Dès le début, les primitifs de Tsolei proposent aux Tsolyáni de changer leur alliance contre le Livyánu, puis l'expédition diplomatique est victime d'un plan préparé par un Tinalíya (une race que je n'avais jamais prise au sérieux avant ce roman tant les dessinateurs les rendent assez inoffensifs). Comme on le sait déjà si on a lu le nouveau jeu de rôle Tékumel (la version de 2003), ces complots vont conduire à une terrible épidémie qui va dévaster le Livyánu. Il peut être difficile de suivre qui est vraiment derrière les complots, entre les Mu’ugalavyáni, la compagnie de marchands interdimensionnels de Dlash, Gidj & Fils, et la race nouvelle des Hokun, les êtres transparents qui vivent loin au sud de la planète.
Le Livyánu est censé apparaître exotique et mystérieux, même pour les autres habitants de Tékumel. C'est une théocratie totalitaire, dirigée par des Prêtres-magiciens et une police secrète (la Vrú'uneb) qui surveille tous les citoyens. Chacun y est tatoué et les tatouages qui couvrent le corps peuvent servir de carte d'identité assez détaillée, y compris les rangs dans chaque classe (les Livyánu ont des numéros de grade dans chaque classe). Voir notamment Tékumel p. 154 (qui résume beaucoup) et surtout Tékumel Source Book, II, 12-13, 43-44 & 51-52. Le pays est dirigé par le "Numéro Un Sur Un", Dumúz (Frère) Ásqar Gyardánaz, ‘Crosse Principale de la Gloire de Qame’él’, et un conseil des 13 Dieux Occultes de Livyánu et de la Vrú'uneb (qui a l'air d'être un peu le KGB ou la Gestapo).
Ces 13 dieux de l'ombre n'ont pas toujours d'équivalent dans le panthéon traditionnel de l'Empire du Trône de Pétale :
- Qame'él, chef du panthéon et dieu de la connaissance
- Celui dans l'Ombre
- Kirrineb, déesse de la fécondité et de la mort
- Vrusaemaz, dieu des enfers
- Guodai, dieu des guerriers et administrateurs
- Le Cornu aux Secrets
- L'Egaré de la Mer
- Quyo, maîtresse du tombeau
- Ndarka, funérailles et fertilité
- La Déesse Marine de Kakarsha
- Kikumarsha, Trompeur et sorcier
- Celui des Peurs
Cependant, dans le présent de Tékumel (après 2367), le Livyánu a été vaincu et ne peut plus représenter le même domaine mystérieux, ce qui est dommage.
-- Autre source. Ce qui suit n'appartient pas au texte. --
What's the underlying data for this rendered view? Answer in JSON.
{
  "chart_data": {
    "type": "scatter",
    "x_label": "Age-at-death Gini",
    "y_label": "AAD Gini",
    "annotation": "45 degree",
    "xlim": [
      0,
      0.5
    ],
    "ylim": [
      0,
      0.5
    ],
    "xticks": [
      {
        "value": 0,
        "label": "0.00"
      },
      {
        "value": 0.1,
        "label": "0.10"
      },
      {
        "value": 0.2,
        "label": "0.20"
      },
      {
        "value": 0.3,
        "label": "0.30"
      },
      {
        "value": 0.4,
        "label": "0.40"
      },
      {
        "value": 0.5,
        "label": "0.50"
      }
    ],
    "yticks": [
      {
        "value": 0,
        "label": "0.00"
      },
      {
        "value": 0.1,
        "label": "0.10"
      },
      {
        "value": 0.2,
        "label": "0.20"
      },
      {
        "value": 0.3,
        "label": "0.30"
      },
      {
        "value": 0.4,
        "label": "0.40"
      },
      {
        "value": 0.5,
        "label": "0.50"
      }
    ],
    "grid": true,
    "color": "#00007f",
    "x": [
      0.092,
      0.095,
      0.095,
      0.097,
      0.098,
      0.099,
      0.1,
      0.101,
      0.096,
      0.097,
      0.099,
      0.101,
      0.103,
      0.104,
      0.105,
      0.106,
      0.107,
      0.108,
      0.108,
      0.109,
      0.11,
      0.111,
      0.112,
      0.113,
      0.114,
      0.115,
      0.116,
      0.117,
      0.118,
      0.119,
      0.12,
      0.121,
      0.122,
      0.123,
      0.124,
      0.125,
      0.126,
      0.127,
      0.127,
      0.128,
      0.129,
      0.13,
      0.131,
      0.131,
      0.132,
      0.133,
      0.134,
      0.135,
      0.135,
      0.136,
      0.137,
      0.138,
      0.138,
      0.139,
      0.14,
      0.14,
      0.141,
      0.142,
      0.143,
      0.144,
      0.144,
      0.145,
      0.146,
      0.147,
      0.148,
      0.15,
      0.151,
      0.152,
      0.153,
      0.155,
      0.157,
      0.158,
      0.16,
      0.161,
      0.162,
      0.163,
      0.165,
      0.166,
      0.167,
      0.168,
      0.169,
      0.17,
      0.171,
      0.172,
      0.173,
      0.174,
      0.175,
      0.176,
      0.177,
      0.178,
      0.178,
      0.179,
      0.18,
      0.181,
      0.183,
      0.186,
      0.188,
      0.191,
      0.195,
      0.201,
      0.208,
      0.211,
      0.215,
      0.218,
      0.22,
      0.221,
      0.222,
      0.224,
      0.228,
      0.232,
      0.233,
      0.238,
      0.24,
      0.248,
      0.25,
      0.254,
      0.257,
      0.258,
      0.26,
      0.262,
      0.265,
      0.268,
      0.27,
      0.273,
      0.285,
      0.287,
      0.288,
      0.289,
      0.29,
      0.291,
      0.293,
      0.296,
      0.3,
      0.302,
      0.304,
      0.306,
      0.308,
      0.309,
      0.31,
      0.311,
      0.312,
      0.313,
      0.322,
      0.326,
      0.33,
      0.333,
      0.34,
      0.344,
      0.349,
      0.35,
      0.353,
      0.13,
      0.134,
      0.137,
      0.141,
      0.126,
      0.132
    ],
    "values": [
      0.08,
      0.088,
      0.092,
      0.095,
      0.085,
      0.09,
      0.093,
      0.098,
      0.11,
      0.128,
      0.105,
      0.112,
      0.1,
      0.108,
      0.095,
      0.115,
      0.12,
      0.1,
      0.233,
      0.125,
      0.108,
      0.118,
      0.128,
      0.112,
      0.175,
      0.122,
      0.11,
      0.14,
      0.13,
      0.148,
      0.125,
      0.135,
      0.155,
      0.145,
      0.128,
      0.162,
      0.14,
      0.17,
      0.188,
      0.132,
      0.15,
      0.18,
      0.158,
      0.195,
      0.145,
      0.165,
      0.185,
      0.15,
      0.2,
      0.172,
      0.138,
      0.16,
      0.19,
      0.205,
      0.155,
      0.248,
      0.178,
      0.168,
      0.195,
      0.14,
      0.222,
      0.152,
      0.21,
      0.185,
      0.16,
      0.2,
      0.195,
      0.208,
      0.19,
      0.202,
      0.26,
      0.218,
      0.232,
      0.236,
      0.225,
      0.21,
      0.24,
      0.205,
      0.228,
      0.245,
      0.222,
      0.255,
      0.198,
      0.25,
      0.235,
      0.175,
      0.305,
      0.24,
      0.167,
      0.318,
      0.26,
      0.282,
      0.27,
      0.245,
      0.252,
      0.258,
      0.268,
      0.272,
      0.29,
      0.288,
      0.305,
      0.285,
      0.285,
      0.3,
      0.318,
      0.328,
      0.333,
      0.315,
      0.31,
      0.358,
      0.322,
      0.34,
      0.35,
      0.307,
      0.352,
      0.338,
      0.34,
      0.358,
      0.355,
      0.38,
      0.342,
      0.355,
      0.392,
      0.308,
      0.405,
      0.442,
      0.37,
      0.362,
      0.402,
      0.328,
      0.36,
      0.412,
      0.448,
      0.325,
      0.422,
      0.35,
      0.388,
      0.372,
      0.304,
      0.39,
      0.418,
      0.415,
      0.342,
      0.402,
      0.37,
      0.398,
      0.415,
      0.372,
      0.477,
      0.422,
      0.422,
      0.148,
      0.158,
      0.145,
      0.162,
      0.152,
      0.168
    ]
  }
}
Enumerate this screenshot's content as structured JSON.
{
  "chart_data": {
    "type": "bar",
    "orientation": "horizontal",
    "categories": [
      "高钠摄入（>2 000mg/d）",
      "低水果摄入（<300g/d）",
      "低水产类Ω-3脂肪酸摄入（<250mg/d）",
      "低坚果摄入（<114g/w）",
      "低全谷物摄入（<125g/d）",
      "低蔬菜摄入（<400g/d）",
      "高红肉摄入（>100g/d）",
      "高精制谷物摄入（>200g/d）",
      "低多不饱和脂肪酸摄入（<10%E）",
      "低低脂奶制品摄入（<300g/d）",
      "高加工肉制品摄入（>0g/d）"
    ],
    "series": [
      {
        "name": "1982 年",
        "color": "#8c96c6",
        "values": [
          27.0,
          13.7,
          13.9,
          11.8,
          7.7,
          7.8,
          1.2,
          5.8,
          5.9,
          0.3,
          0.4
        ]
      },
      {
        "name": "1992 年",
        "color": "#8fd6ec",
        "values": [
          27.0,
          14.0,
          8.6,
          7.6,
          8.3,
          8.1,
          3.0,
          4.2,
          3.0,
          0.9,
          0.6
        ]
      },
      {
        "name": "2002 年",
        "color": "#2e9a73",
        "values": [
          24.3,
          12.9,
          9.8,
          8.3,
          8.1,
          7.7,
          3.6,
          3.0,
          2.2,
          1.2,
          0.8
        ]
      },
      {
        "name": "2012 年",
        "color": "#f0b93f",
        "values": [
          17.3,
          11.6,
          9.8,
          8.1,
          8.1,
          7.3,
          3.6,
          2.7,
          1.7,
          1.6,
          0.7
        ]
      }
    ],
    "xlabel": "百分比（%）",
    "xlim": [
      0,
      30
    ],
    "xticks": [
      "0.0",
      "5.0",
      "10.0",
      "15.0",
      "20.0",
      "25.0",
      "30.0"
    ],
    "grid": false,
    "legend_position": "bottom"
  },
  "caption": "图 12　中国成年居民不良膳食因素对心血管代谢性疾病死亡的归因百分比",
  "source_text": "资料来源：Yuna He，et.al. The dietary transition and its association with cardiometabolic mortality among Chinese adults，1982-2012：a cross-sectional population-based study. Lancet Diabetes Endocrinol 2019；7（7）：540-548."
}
Le roman a quelques illustrations pour visualiser les races inhumaines du sud (Tinaliya et Shen), une carte générale des Cinq Empires et deux cartes des cités de Livyánu, la cité interdite de Dlásh (siège du Syndic des Marchands et d'une corporation multi-planaire, Gij & Fils) et le port de Tsámra (la capitale, qui tolère des étrangers, mais dans un quartier fermé). Le livre est donc très utile pour toute campagne qui voudrait sortir de l'Empire du Trône de Pétale pour aller visiter ces théocrates tatoués de Livyánu.